Klara muttered inaudible sentences and tugged at her hair. It cannot happen so suddenly, I thought. It was as if the balance of the world had shifted and my sister and I were standing on the edge of a cliff, about to topple off.

EIGHT

D
octor Norwood’s rooms in Macquarie Street were as quiet as a church. Uncle Ota and I watched the clock tick minutes away into an hour. Every so often the secretary tapped out something on the typewriter. Uncle Ota’s lips moved silently as he read the framed certificates on the walls. Psychiatry was not a well-known specialty in Australia. It had come into practice during the war, to treat the soldiers who were ‘shell-shocked’.

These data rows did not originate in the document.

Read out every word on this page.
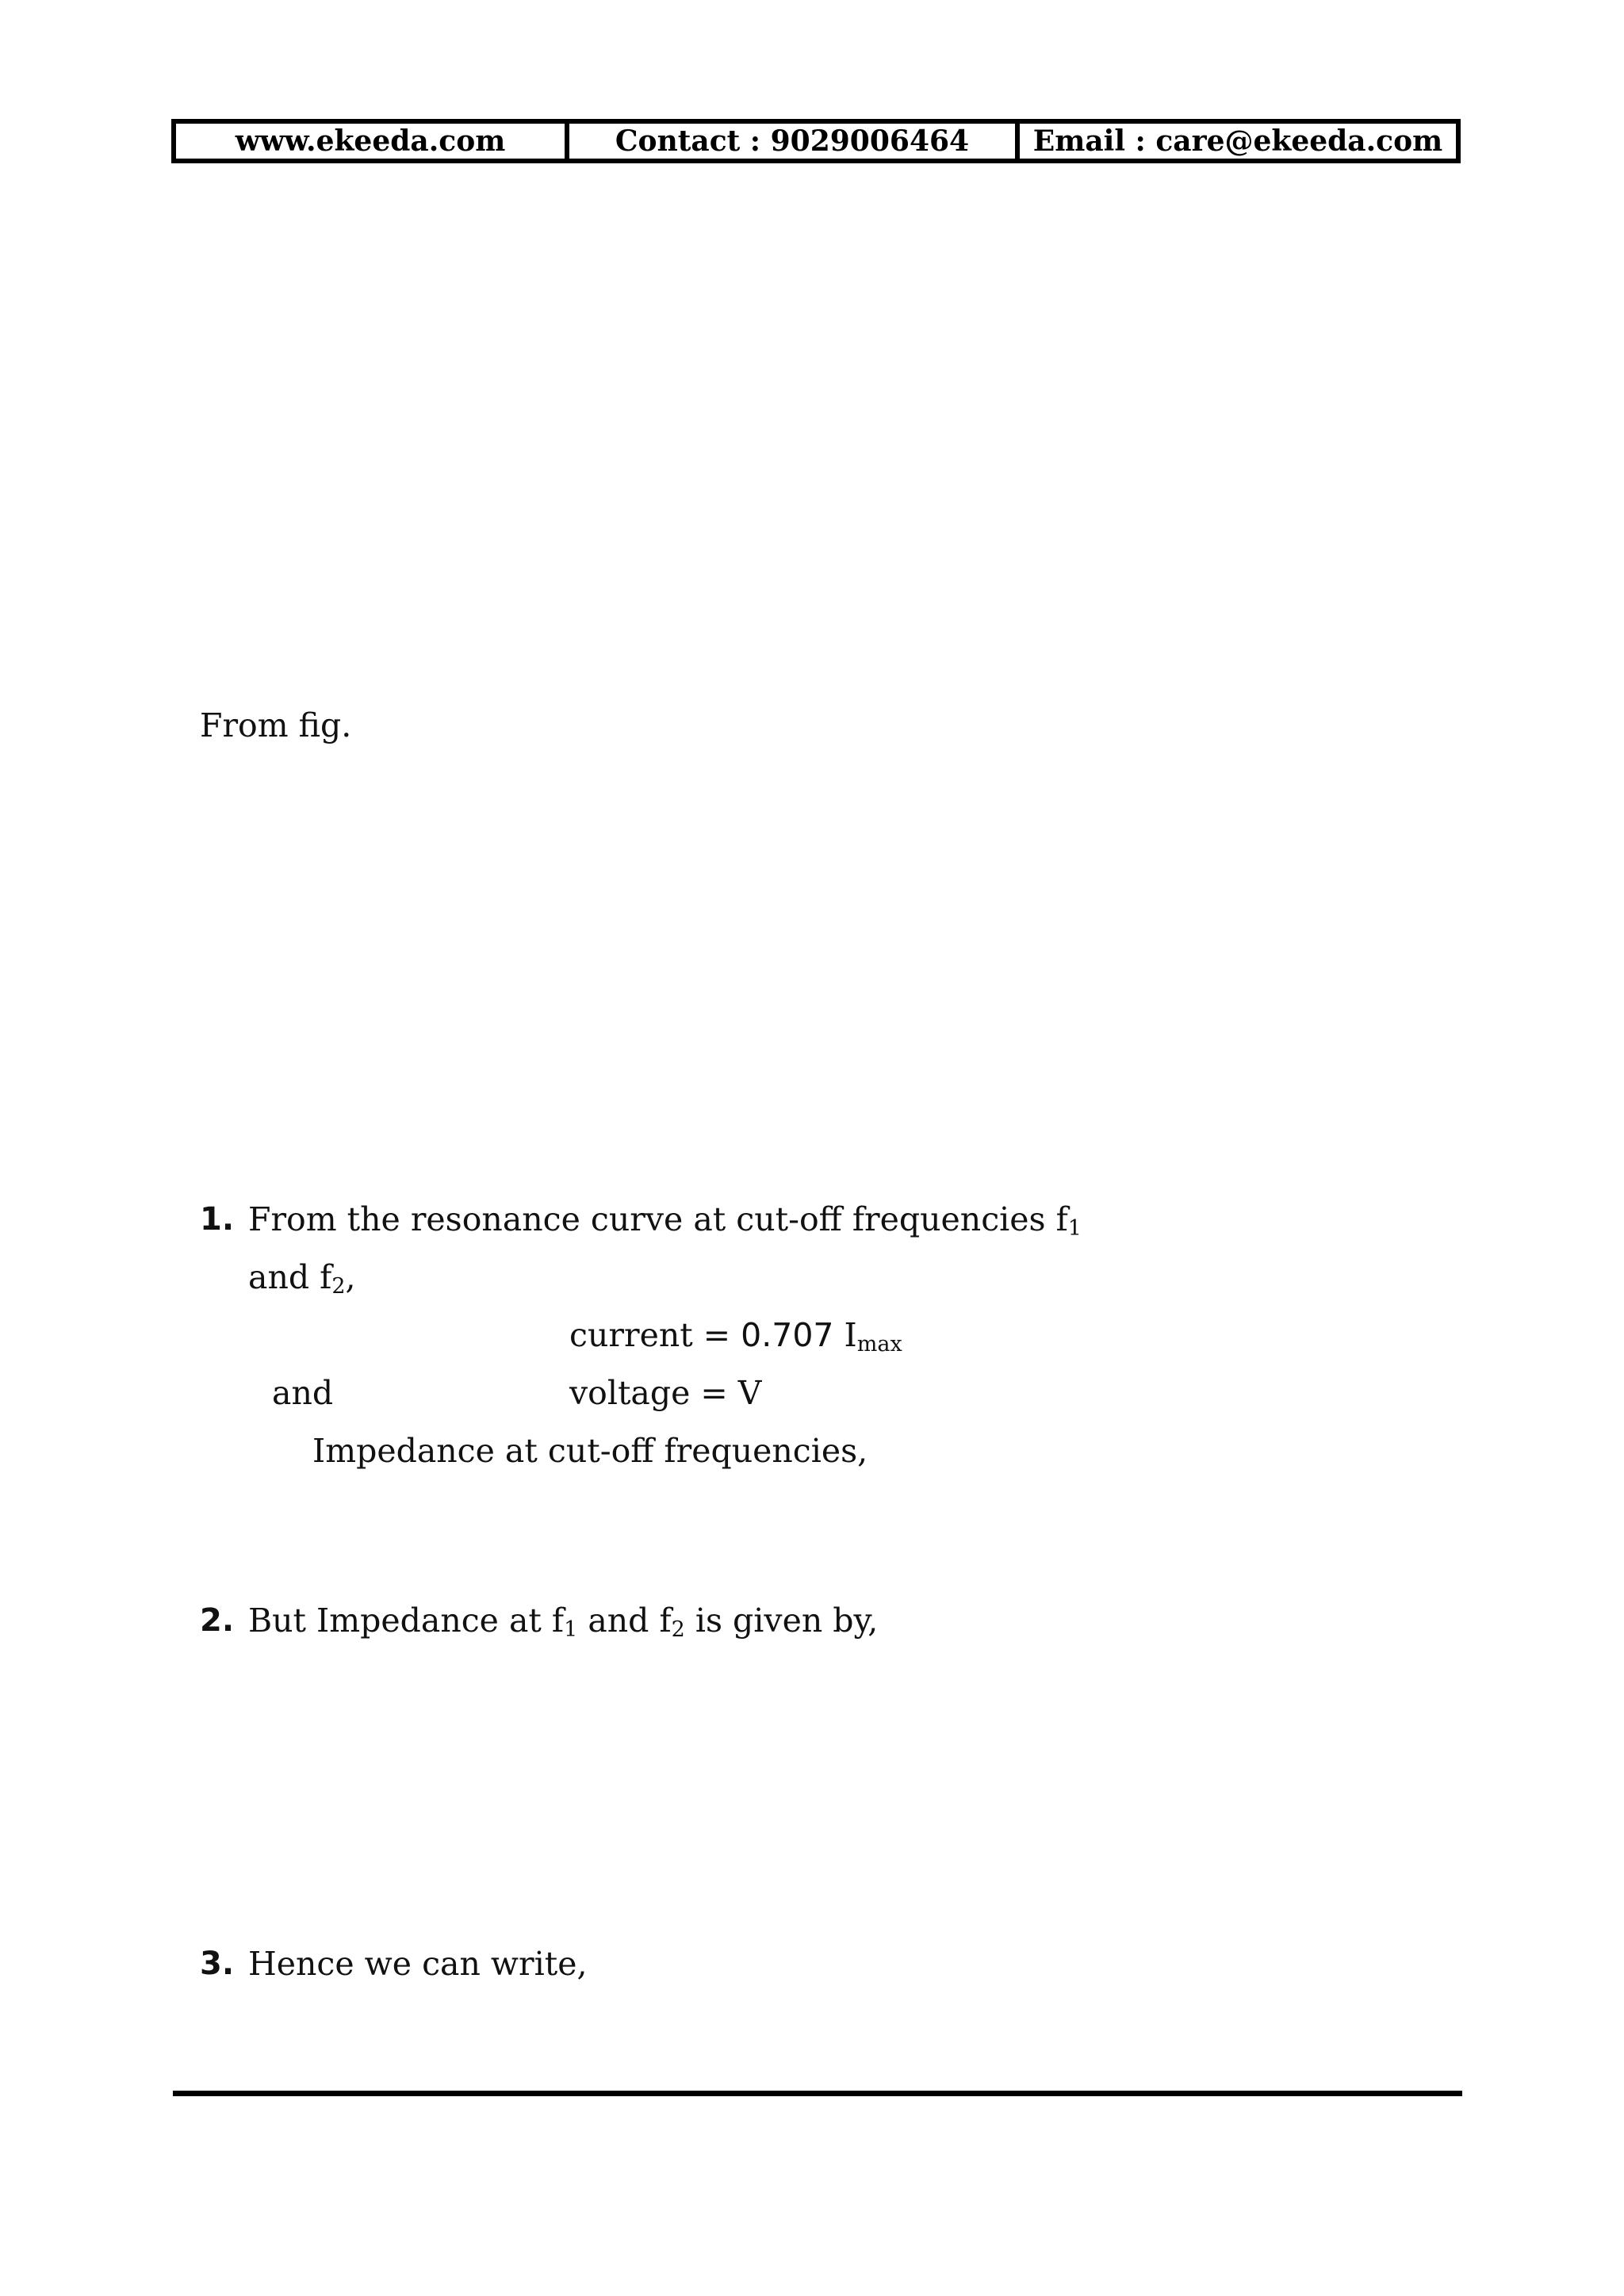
www.ekeeda.com	Contact : 9029006464	Email : care@ekeeda.com
From fig.
1. From the resonance curve at cut-off frequencies $f_1$
and $f_2$,
current = 0.707 $I_{max}$
and	voltage = V
Impedance at cut-off frequencies,
2. But Impedance at $f_1$ and $f_2$ is given by,
3. Hence we can write,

Despite the elaborate names that were now being used for it, the word ‘madness’ frightened me. Visions of the asylum in Prague with its high walls and barred windows loomed. I had found the rumours of rat-infested dungeons and hapless patients shackled in chains chilling then. Now that Klara had become ill, I could not stand the thought of it.

‘That’s not where your Aunt Emilie was sent,’ said Uncle Ota when I told him my fears. ‘Your grandparents put her in a private asylum in the countryside. But her mind weakened her body and she caught pneumonia.’

The tortured expression on Uncle Ota’s face when he mentioned Aunt Emilie worsened my anxiety. Surely Klara is not insane, I told myself, although that was the first thing that leapt into my mind when she had her attack. Since then I wondered if she had simply suffered a nervous breakdown. After all, our mother had been murdered, we’d had to leave our home, and she had witnessed our family being attacked by a group of thugs.

I was grateful that Uncle Ota and Ranjana agreed to find Klara the best help they could. Ranjana and I wanted to care for Klara at home but the local doctor who saw us the afternoon of her episode would not hear of it. ‘Should she wander outside in her present state of mind, she might be reported to the police,’ he said. ‘Then she will be certified to a mental asylum and you will have trouble getting her back.’

Doctor Norwood called us into his office and invited us to sit in the Chesterfield chairs. The oak-panelled walls and lace curtains gave the room a sense of coolness but my heart was racing and I broke into a sweat. Through a crack in the door to the examination room, I caught a glimpse of Klara lying down on a bench with a nurse leaning over her.

Doctor Norwood was in his early fifties with skin the colour of old ivory. His manner of speech was decisive. ‘A sudden episode of psychosis,’ he said. ‘A delayed reaction to a shock.’ He went on to tell us that if we did not get hospital treatment for Klara, her health would become worse. ‘I will write you a referral to Broughton Hall. It is much better that Miss Rose goes to a voluntary clinic rather than a mental institution. I do not think the company of incurables does anything for one’s equilibrium.’

The following day we took Klara to Broughton Hall in Rozelle. The weather was overcast and the grey sky matched the gloominess of my thoughts. Doctor Norwood had sedated her for the journey, which we took by taxi, not willing to risk any outbursts on the tram. She slept most of the time, her head resting on my shoulder. Each time Uncle Ota looked at her, his eyes clouded over as if he were remembering something painful.